My guess is that these clowns went to the same broadcasting school, because they sound identical, they have the same fake tan and there’s not one tired cliche that they don’t consider the zenith of intellect.

I didn’t hear the telecast, but I can pretty well reconstruct the important parts:

“I’ll tell ya, Bubba Pigg, ‘Crime Spree’ Wilson’ll come at you like a hookin’ bull.”

“That’s right, Lou Smorals, when I was in the league, he was literally a house afire.”

” (Chuckling) I don’t doubt that, Bubba Pigg. He’ll pull your barge out of the fog and then feed the crew. He can do anything on that football field.”

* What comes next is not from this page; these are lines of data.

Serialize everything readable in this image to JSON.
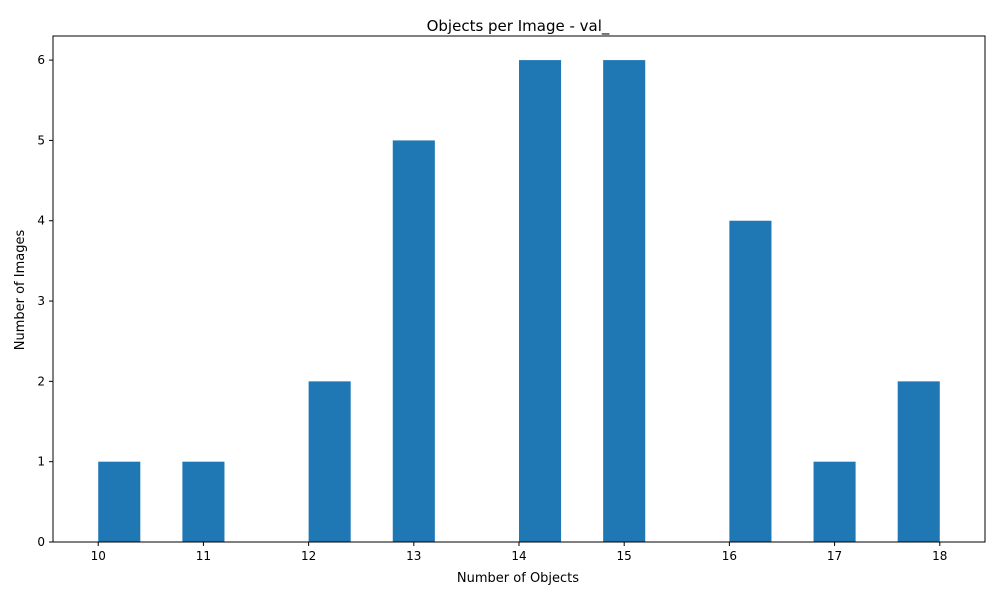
{
  "chart_data": {
    "type": "bar",
    "title": "Objects per Image - val_",
    "xlabel": "Number of Objects",
    "ylabel": "Number of Images",
    "x_ticks": [
      10,
      11,
      12,
      13,
      14,
      15,
      16,
      17,
      18
    ],
    "y_ticks": [
      0,
      1,
      2,
      3,
      4,
      5,
      6
    ],
    "xlim": [
      9.57,
      18.43
    ],
    "ylim": [
      0,
      6.3
    ],
    "bins": [
      {
        "from": 10.0,
        "to": 10.4,
        "value": 1
      },
      {
        "from": 10.8,
        "to": 11.2,
        "value": 1
      },
      {
        "from": 12.0,
        "to": 12.4,
        "value": 2
      },
      {
        "from": 12.8,
        "to": 13.2,
        "value": 5
      },
      {
        "from": 14.0,
        "to": 14.4,
        "value": 6
      },
      {
        "from": 14.8,
        "to": 15.2,
        "value": 6
      },
      {
        "from": 16.0,
        "to": 16.4,
        "value": 4
      },
      {
        "from": 16.8,
        "to": 17.2,
        "value": 1
      },
      {
        "from": 17.6,
        "to": 18.0,
        "value": 2
      }
    ],
    "bar_color": "#1f77b4",
    "grid": false,
    "legend": "none"
  }
}
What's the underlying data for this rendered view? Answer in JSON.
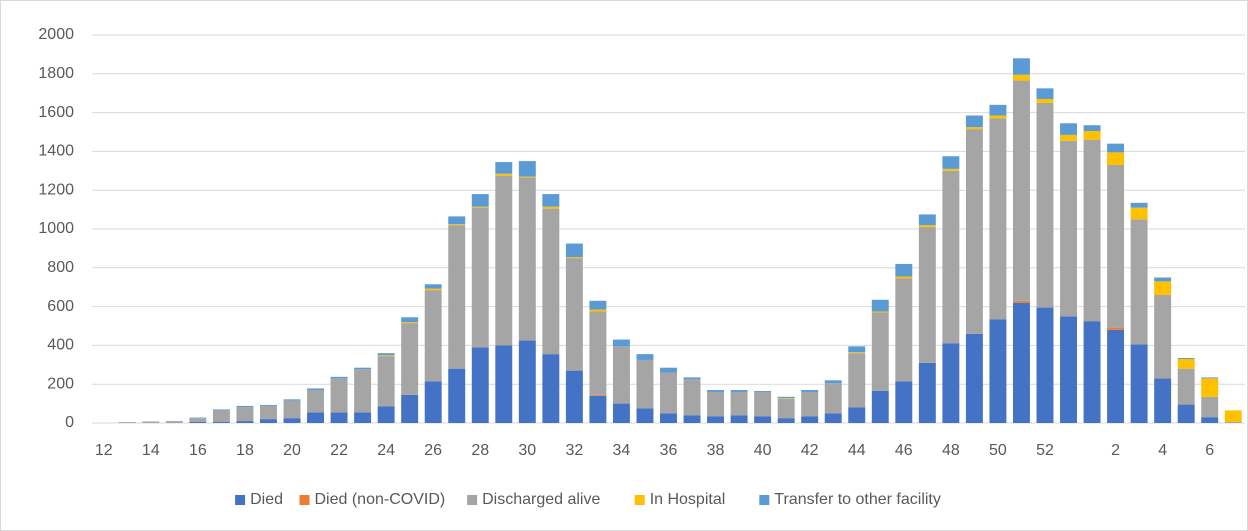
{
  "chart_data": {
    "type": "stacked_bar",
    "categories": [
      "12",
      null,
      "14",
      null,
      "16",
      null,
      "18",
      null,
      "20",
      null,
      "22",
      null,
      "24",
      null,
      "26",
      null,
      "28",
      null,
      "30",
      null,
      "32",
      null,
      "34",
      null,
      "36",
      null,
      "38",
      null,
      "40",
      null,
      "42",
      null,
      "44",
      null,
      "46",
      null,
      "48",
      null,
      "50",
      null,
      "52",
      null,
      null,
      "2",
      null,
      "4",
      null,
      "6",
      null
    ],
    "series": [
      {
        "name": "Died",
        "color": "#4472c4",
        "values": [
          0,
          0,
          0,
          0,
          5,
          5,
          10,
          20,
          25,
          55,
          55,
          55,
          85,
          145,
          215,
          280,
          390,
          400,
          425,
          355,
          270,
          140,
          100,
          75,
          50,
          40,
          35,
          40,
          35,
          25,
          35,
          50,
          80,
          165,
          215,
          310,
          410,
          460,
          535,
          620,
          595,
          550,
          525,
          480,
          405,
          230,
          95,
          30,
          0
        ]
      },
      {
        "name": "Died (non-COVID)",
        "color": "#ed7d31",
        "values": [
          0,
          0,
          0,
          0,
          0,
          0,
          0,
          0,
          0,
          0,
          0,
          0,
          0,
          0,
          0,
          0,
          0,
          0,
          0,
          0,
          0,
          5,
          0,
          0,
          0,
          0,
          0,
          0,
          0,
          0,
          0,
          0,
          0,
          0,
          0,
          0,
          0,
          0,
          0,
          10,
          0,
          0,
          0,
          10,
          0,
          0,
          0,
          0,
          0
        ]
      },
      {
        "name": "Discharged alive",
        "color": "#a5a5a5",
        "values": [
          0,
          5,
          7,
          9,
          20,
          60,
          72,
          68,
          90,
          115,
          175,
          222,
          260,
          370,
          470,
          740,
          720,
          875,
          840,
          750,
          580,
          430,
          295,
          250,
          210,
          185,
          125,
          120,
          125,
          100,
          125,
          155,
          280,
          405,
          530,
          700,
          890,
          1055,
          1035,
          1135,
          1055,
          905,
          935,
          840,
          645,
          430,
          185,
          105,
          5
        ]
      },
      {
        "name": "In Hospital",
        "color": "#ffc000",
        "values": [
          0,
          0,
          0,
          0,
          0,
          0,
          0,
          0,
          0,
          0,
          0,
          0,
          5,
          5,
          8,
          5,
          5,
          10,
          5,
          10,
          5,
          10,
          0,
          0,
          0,
          0,
          0,
          0,
          0,
          3,
          0,
          0,
          5,
          5,
          10,
          10,
          10,
          10,
          15,
          30,
          20,
          30,
          45,
          65,
          60,
          70,
          50,
          95,
          60
        ]
      },
      {
        "name": "Transfer to other facility",
        "color": "#5b9bd5",
        "values": [
          0,
          0,
          1,
          1,
          3,
          5,
          6,
          5,
          7,
          8,
          8,
          8,
          10,
          25,
          22,
          40,
          65,
          60,
          80,
          65,
          70,
          45,
          35,
          30,
          25,
          10,
          10,
          10,
          5,
          7,
          10,
          15,
          30,
          60,
          65,
          55,
          65,
          60,
          55,
          85,
          55,
          60,
          30,
          45,
          25,
          20,
          5,
          5,
          0
        ]
      }
    ],
    "ylim": [
      0,
      2000
    ],
    "yticks": [
      0,
      200,
      400,
      600,
      800,
      1000,
      1200,
      1400,
      1600,
      1800,
      2000
    ],
    "grid": true,
    "legend": "bottom"
  }
}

“You said it, Don Picker, not to mention OFF the field. He’s not called ‘Felonious Monk’ for his charity work.”

(Laughs aplenty.)

“Holy smokin’ Roman candles, Bubba Pigg, you know what they say about that kind of football player, don’t you?”

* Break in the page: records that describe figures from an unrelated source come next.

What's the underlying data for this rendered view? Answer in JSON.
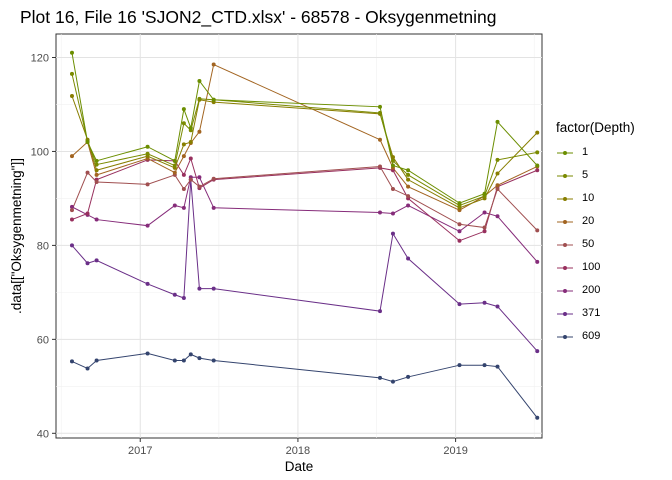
{
  "chart_data": {
    "type": "line",
    "title": "Plot 16, File 16 'SJON2_CTD.xlsx' - 68578  -  Oksygenmetning",
    "xlabel": "Date",
    "ylabel": ".data[[\"Oksygenmetning\"]]",
    "ylim": [
      39,
      125
    ],
    "yticks": [
      40,
      60,
      80,
      100,
      120
    ],
    "xlim": [
      "2016-06-20",
      "2019-07-20"
    ],
    "xticks": [
      {
        "label": "2017",
        "date": "2017-01-01"
      },
      {
        "label": "2018",
        "date": "2018-01-01"
      },
      {
        "label": "2019",
        "date": "2019-01-01"
      }
    ],
    "grid": true,
    "legend_title": "factor(Depth)",
    "legend_position": "right",
    "dates": [
      "2016-07-27",
      "2016-09-01",
      "2016-09-22",
      "2017-01-18",
      "2017-03-22",
      "2017-04-12",
      "2017-04-28",
      "2017-05-18",
      "2017-06-20",
      "2018-07-10",
      "2018-08-09",
      "2018-09-13",
      "2019-01-10",
      "2019-03-09",
      "2019-04-08",
      "2019-07-09"
    ],
    "series": [
      {
        "name": "1",
        "color": "#6b8e00",
        "values": [
          121.0,
          102.0,
          98.0,
          101.0,
          98.0,
          109.0,
          105.0,
          115.0,
          111.0,
          109.5,
          97.0,
          96.0,
          89.0,
          91.0,
          106.3,
          97.0
        ]
      },
      {
        "name": "5",
        "color": "#7a8a00",
        "values": [
          116.5,
          102.2,
          97.2,
          99.5,
          97.0,
          106.0,
          104.5,
          111.2,
          111.0,
          108.2,
          98.0,
          95.0,
          88.5,
          90.5,
          98.2,
          99.8
        ]
      },
      {
        "name": "10",
        "color": "#887e00",
        "values": [
          111.8,
          102.5,
          96.0,
          99.0,
          96.5,
          101.5,
          102.0,
          111.0,
          110.5,
          108.0,
          98.8,
          94.0,
          88.0,
          90.0,
          95.3,
          104.0
        ]
      },
      {
        "name": "20",
        "color": "#a26420",
        "values": [
          99.0,
          102.0,
          95.0,
          98.5,
          95.5,
          99.0,
          101.8,
          104.2,
          118.5,
          102.5,
          96.5,
          92.5,
          87.5,
          90.5,
          92.8,
          96.8
        ]
      },
      {
        "name": "50",
        "color": "#a04f50",
        "values": [
          87.5,
          95.5,
          93.5,
          93.0,
          95.0,
          92.0,
          94.0,
          92.5,
          94.2,
          96.8,
          92.0,
          90.5,
          84.5,
          83.8,
          92.0,
          83.2
        ]
      },
      {
        "name": "100",
        "color": "#98305e",
        "values": [
          85.5,
          86.8,
          94.0,
          98.2,
          98.0,
          95.0,
          98.5,
          92.2,
          94.0,
          96.5,
          96.0,
          90.0,
          81.0,
          83.0,
          92.5,
          96.0
        ]
      },
      {
        "name": "200",
        "color": "#862c7a",
        "values": [
          88.2,
          86.5,
          85.5,
          84.2,
          88.5,
          88.0,
          94.5,
          94.5,
          88.0,
          87.0,
          86.8,
          88.5,
          83.0,
          87.0,
          86.2,
          76.5
        ]
      },
      {
        "name": "371",
        "color": "#6a2f88",
        "values": [
          80.0,
          76.2,
          76.8,
          71.8,
          69.5,
          68.8,
          94.0,
          70.8,
          70.8,
          66.0,
          82.5,
          77.2,
          67.5,
          67.8,
          67.0,
          57.5
        ]
      },
      {
        "name": "609",
        "color": "#34446e",
        "values": [
          55.3,
          53.8,
          55.5,
          57.0,
          55.5,
          55.5,
          56.8,
          56.0,
          55.5,
          51.8,
          51.0,
          52.0,
          54.5,
          54.5,
          54.2,
          43.3
        ]
      }
    ]
  }
}
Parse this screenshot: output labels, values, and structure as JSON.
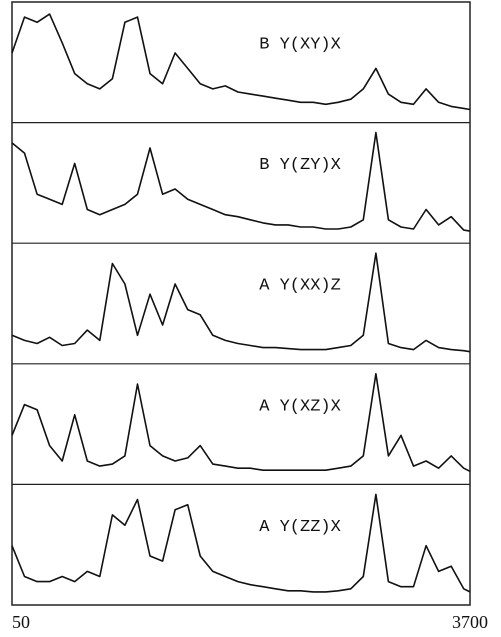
{
  "chart_data": {
    "type": "line",
    "x": [
      50,
      150,
      250,
      350,
      450,
      550,
      650,
      750,
      850,
      950,
      1050,
      1150,
      1250,
      1350,
      1450,
      1550,
      1650,
      1750,
      1850,
      1950,
      2050,
      2150,
      2250,
      2350,
      2450,
      2550,
      2650,
      2750,
      2850,
      2950,
      3050,
      3150,
      3250,
      3350,
      3450,
      3550,
      3650,
      3700
    ],
    "xlim": [
      50,
      3700
    ],
    "xticks": [
      50,
      3700
    ],
    "ylim": [
      0,
      100
    ],
    "series": [
      {
        "name": "B Y(XY)X",
        "color": "#111111",
        "values": [
          60,
          95,
          90,
          98,
          70,
          40,
          30,
          25,
          35,
          90,
          95,
          40,
          30,
          60,
          45,
          30,
          25,
          28,
          22,
          20,
          18,
          16,
          14,
          12,
          12,
          10,
          12,
          15,
          25,
          45,
          20,
          12,
          10,
          25,
          12,
          8,
          6,
          5
        ]
      },
      {
        "name": "B Y(ZY)X",
        "color": "#111111",
        "values": [
          90,
          80,
          40,
          35,
          30,
          70,
          25,
          20,
          25,
          30,
          40,
          85,
          40,
          45,
          35,
          30,
          25,
          20,
          18,
          15,
          12,
          10,
          10,
          8,
          8,
          6,
          6,
          8,
          15,
          100,
          15,
          8,
          6,
          25,
          10,
          18,
          5,
          4
        ]
      },
      {
        "name": "A Y(XX)Z",
        "color": "#111111",
        "values": [
          20,
          15,
          12,
          18,
          10,
          12,
          25,
          15,
          90,
          70,
          20,
          60,
          30,
          70,
          45,
          40,
          20,
          15,
          12,
          10,
          8,
          8,
          7,
          6,
          6,
          6,
          8,
          10,
          20,
          100,
          12,
          8,
          6,
          15,
          8,
          6,
          5,
          4
        ]
      },
      {
        "name": "A Y(XZ)X",
        "color": "#111111",
        "values": [
          40,
          70,
          65,
          30,
          15,
          60,
          15,
          10,
          12,
          20,
          90,
          30,
          20,
          15,
          18,
          30,
          12,
          10,
          8,
          8,
          6,
          6,
          6,
          6,
          6,
          6,
          8,
          10,
          20,
          100,
          20,
          40,
          10,
          15,
          8,
          20,
          8,
          5
        ]
      },
      {
        "name": "A Y(ZZ)X",
        "color": "#111111",
        "values": [
          50,
          20,
          15,
          15,
          20,
          15,
          25,
          20,
          80,
          70,
          95,
          40,
          35,
          85,
          90,
          40,
          25,
          20,
          15,
          12,
          10,
          8,
          6,
          6,
          5,
          5,
          6,
          8,
          20,
          100,
          15,
          10,
          10,
          50,
          25,
          30,
          8,
          5
        ]
      }
    ]
  }
}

“No, Don Picker, what do they say?”

“They say that he may have a small belt buckle, but it’s what in his gut that counts!”

“That’s right, Don Picker. He can really take ‘em to the woodshed!”

(Unbridled guffaws.)

Another thing I bet they did. At what point in the game did they anoint Bill Belichick the latest genius?

Einstein was a genius. Belichick is a football coach. But that doesn’t stop telecasters from throwing the word around, just as they did with Tom Landry, Bill Walsh and Vince Lombardi.

If those guys are geniuses, why does every coach in the league run the same offenses and defenses? Why does every one of them say, “We wanna establish the running game”? And then why do they say, “You win with defense”? And why can’t they just answer a simple question about the game until they’ve seen the films first?

This is the same Belichick they ran out of Cleveland. My hunch says he got a lot smarter when Tom Brady started completing bombs to Deion Branch. Joe Montana boosted Walsh’s IQ 100 points, minimum.

But that doesn’t stop the telecasters.

Except on my set.

By the way, my daughter finished her homework and the wings were luscious.